Basically, I wanted to extract some specific elements from an XML file. These specific elements will have the following form:

<p o=<Any Number>> <Any English sentence> </p>  

For example:

<p o ="1"> The quick brown fox jumps over the lazy dog </p>

or

<p o ="2">  And This is a number 12.90! </p>

We can easily write regex for

<p o=<Any Number>>

and </p> tags. But I am interested in extracting the sentences lying in between these tags by writing regex group.

Can anyone please suggest a Regex to be used for the problem above?

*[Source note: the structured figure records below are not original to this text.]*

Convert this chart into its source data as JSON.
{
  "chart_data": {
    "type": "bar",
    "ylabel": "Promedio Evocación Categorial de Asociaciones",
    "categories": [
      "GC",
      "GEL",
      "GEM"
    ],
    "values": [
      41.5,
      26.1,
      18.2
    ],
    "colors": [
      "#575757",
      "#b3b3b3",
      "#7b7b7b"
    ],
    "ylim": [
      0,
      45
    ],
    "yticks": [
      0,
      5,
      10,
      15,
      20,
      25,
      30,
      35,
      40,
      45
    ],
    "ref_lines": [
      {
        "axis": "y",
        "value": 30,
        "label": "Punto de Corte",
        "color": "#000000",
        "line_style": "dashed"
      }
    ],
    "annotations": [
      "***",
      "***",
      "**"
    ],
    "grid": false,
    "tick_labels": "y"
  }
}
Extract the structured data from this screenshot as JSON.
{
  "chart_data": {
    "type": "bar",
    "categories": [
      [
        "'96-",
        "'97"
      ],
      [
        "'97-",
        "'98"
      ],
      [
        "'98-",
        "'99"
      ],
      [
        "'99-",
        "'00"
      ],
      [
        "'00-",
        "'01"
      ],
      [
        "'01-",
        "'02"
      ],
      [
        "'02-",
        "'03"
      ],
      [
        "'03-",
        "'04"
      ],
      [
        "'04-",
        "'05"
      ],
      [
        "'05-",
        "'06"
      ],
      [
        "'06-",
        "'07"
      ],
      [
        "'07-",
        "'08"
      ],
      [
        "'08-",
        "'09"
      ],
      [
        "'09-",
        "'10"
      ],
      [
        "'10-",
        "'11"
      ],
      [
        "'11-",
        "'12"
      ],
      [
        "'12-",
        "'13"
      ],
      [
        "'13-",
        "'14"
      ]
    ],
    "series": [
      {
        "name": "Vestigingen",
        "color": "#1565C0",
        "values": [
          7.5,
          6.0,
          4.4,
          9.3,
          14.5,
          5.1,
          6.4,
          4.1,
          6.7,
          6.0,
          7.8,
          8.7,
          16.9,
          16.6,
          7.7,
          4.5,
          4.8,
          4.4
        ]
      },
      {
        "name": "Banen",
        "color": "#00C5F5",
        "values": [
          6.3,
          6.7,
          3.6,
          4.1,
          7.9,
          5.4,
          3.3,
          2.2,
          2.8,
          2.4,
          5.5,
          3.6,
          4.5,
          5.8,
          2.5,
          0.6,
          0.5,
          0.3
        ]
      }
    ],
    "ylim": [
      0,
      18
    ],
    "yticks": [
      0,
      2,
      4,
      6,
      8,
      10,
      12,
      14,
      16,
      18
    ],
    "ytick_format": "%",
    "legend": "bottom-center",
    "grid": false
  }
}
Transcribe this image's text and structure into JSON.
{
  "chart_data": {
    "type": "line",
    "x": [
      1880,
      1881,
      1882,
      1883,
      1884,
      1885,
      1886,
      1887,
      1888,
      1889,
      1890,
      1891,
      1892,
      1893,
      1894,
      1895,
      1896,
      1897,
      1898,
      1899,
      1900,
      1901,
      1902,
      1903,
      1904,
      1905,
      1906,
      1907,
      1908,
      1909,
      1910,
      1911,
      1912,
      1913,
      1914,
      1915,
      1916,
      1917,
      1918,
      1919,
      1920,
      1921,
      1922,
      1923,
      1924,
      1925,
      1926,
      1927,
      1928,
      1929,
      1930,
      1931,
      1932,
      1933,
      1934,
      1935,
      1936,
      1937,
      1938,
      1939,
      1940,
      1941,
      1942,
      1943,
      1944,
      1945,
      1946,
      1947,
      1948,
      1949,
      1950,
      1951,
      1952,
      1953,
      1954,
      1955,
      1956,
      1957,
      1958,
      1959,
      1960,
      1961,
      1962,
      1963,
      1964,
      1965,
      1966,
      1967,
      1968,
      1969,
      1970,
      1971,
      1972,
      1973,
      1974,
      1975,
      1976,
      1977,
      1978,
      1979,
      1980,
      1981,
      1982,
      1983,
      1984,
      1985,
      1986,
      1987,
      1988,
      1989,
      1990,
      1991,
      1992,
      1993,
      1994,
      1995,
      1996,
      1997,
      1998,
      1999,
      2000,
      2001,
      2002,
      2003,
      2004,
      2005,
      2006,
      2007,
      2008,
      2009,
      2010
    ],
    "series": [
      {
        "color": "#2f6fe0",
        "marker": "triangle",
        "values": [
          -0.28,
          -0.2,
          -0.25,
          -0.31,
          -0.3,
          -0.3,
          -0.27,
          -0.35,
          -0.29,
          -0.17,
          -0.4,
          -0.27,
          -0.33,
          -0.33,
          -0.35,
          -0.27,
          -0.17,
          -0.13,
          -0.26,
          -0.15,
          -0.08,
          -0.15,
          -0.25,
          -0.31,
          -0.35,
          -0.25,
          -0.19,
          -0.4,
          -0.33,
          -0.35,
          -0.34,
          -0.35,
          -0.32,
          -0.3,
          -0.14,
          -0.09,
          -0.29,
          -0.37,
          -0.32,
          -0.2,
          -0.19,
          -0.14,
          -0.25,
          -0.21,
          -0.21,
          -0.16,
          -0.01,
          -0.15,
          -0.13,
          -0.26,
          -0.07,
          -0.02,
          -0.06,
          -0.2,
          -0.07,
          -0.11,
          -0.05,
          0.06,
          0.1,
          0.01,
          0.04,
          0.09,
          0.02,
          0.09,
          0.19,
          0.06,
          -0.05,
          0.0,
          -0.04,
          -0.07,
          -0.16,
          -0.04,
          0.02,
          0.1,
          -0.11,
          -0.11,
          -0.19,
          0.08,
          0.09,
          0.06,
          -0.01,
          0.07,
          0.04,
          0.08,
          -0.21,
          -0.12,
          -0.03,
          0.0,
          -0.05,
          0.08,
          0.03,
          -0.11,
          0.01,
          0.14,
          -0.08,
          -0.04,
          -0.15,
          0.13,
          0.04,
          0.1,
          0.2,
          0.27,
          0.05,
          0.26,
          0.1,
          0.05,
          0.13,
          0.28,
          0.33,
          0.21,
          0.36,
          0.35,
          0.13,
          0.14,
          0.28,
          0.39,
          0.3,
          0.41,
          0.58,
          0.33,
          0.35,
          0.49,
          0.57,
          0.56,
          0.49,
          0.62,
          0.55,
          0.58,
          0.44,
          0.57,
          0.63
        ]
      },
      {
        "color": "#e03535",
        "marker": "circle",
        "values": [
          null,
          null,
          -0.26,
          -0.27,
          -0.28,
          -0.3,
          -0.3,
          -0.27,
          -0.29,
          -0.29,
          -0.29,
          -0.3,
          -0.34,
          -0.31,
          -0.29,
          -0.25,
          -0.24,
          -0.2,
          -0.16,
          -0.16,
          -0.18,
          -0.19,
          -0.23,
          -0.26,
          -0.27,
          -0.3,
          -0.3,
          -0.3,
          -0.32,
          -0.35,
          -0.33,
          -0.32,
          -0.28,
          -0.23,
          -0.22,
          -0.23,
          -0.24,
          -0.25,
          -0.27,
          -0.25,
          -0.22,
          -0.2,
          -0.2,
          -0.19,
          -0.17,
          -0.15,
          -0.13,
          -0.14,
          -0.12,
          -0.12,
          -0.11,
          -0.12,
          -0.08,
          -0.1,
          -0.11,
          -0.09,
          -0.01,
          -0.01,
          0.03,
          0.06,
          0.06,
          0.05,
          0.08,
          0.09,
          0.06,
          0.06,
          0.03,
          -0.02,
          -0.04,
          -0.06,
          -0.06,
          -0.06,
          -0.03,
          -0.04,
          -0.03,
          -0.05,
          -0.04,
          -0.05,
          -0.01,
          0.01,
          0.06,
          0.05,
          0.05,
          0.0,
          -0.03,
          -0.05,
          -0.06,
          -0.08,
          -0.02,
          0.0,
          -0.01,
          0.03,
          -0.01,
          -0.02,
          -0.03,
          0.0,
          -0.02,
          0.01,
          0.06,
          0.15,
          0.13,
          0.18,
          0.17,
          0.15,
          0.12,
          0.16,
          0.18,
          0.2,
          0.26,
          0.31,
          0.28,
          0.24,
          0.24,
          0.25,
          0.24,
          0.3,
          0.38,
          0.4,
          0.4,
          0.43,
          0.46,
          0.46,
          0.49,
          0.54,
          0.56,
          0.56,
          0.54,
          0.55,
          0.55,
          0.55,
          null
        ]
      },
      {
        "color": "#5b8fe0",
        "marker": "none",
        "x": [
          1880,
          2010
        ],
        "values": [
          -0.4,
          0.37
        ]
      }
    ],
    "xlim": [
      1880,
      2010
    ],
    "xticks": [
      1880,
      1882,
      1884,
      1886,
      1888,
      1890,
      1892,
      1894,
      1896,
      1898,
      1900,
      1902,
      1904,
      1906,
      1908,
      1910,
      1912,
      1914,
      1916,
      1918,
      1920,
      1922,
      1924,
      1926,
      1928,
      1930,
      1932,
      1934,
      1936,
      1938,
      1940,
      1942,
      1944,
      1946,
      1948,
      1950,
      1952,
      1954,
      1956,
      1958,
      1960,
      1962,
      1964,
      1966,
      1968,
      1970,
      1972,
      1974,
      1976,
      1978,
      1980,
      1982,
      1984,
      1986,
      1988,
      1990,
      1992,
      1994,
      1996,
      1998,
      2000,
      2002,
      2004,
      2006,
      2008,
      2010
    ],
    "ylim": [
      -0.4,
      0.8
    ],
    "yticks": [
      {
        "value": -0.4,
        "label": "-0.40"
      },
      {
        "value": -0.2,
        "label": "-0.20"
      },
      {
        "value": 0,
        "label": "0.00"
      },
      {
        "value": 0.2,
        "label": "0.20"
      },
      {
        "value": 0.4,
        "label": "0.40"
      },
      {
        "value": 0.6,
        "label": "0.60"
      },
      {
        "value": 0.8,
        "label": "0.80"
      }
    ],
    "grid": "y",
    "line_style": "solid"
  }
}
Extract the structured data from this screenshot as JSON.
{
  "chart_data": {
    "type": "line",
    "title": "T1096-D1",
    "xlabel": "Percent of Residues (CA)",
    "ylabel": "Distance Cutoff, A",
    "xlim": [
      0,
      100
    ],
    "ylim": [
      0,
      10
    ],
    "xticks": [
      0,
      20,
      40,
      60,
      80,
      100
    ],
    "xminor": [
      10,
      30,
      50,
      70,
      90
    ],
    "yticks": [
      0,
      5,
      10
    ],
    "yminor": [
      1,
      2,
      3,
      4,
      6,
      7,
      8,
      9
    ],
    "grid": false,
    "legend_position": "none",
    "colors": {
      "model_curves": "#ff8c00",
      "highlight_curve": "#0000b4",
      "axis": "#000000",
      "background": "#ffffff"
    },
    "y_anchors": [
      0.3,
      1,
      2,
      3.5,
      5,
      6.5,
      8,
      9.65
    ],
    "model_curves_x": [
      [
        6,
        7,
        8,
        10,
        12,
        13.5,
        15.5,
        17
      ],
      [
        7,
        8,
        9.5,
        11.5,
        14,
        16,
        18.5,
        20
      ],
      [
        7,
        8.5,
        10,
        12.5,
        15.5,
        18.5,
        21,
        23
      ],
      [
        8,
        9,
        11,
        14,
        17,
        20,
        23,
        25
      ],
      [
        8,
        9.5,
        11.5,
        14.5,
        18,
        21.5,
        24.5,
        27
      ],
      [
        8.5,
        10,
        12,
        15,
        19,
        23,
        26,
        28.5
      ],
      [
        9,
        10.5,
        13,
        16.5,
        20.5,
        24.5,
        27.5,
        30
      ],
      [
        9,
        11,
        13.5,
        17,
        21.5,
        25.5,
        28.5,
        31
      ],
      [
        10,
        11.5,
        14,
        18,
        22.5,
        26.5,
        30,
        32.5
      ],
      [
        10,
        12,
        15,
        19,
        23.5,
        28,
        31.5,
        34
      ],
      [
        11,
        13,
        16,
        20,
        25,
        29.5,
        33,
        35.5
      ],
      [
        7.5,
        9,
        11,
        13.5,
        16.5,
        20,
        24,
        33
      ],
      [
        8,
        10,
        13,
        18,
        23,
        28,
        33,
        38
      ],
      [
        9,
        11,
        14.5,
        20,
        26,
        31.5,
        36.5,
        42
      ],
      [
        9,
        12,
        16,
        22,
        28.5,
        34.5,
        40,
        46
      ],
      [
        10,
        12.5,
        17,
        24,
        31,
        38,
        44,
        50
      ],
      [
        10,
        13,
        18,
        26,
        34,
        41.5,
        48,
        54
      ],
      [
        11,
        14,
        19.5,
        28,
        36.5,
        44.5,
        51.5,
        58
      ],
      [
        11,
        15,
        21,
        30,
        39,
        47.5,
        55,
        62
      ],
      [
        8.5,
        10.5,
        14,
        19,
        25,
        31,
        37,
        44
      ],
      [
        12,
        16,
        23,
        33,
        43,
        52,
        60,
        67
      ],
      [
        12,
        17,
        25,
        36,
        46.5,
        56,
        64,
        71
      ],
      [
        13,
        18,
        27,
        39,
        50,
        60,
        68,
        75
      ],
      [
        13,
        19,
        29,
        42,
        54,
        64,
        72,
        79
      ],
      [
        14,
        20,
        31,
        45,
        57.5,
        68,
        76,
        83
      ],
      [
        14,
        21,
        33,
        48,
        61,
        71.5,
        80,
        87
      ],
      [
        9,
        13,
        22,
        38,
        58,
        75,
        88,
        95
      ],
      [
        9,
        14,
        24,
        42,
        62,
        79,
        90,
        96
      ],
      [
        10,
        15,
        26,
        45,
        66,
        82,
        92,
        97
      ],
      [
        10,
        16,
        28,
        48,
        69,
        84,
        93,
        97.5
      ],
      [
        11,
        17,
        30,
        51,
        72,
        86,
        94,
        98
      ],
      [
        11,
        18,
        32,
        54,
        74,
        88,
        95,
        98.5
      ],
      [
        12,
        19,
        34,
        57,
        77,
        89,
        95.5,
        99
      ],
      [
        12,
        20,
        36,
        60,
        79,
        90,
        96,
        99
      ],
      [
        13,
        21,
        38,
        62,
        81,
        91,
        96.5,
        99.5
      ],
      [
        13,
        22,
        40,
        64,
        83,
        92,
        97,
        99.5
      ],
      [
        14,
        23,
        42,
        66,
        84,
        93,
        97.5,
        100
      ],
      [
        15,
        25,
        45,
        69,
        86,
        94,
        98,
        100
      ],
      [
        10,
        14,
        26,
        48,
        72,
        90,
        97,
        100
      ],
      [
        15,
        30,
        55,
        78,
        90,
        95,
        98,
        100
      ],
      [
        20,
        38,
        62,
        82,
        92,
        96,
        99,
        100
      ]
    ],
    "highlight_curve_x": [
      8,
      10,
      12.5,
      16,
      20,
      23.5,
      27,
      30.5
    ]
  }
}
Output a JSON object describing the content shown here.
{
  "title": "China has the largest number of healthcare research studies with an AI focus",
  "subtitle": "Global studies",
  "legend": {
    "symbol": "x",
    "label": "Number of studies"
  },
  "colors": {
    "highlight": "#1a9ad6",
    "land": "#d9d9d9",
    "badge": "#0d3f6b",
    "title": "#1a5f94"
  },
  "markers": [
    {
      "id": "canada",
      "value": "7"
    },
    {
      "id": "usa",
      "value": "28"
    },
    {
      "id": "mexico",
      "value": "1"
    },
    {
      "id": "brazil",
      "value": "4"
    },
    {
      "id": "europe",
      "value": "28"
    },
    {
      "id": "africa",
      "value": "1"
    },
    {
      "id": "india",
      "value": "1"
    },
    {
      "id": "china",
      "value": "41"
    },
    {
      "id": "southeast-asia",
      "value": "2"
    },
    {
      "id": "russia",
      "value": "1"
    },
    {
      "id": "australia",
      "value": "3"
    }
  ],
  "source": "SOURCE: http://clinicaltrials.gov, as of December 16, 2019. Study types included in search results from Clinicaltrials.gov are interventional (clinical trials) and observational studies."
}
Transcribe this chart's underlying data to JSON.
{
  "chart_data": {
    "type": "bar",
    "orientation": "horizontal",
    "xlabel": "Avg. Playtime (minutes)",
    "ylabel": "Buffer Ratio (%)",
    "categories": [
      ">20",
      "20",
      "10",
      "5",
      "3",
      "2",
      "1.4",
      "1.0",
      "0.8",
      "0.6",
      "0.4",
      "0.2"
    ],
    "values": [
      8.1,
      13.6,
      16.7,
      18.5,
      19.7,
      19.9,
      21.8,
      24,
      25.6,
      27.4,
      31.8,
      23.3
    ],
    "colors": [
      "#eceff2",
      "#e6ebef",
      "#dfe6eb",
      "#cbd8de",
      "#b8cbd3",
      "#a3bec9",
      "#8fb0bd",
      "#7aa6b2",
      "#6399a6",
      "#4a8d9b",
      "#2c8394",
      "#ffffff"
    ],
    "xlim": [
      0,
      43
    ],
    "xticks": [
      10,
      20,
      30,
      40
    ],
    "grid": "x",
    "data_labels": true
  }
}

Also, if you can suggest a workaround approach, then it will be really helpful to me as well.

Sergiu Dumitriu
  • 11,455
  • 3
  • 39
  • 62
swap310
  • 768
  • 2
  • 8
  • 22
  • 3
    [Here is good explanation](http://stackoverflow.com/a/1732454/458723) why you should use something like BeautifulSoup or lxml to parse XML rather than regexp. – Kirill May 25 '12 at 11:06

2 Answers2

9

Use an XML parser like lxml, regex is not suitable for this task. Example:

import lxml.etree
// First we parse the xml
doc = lxml.etree.fromstring('<p o ="2">  And This is a number 12.90! </p>')
// Then we use xpath to extract the element we need
doc.xpath('/p/text()')

You can read more about XPATH at: Xpath tutorial.

Kien Truong
  • 11,179
  • 2
  • 30
  • 36
1

You should use an xml parser really. Example here http://www.travisglines.com/web-coding/python-xml-parser-tutorial.

Pete
  • 582
  • 5
  • 8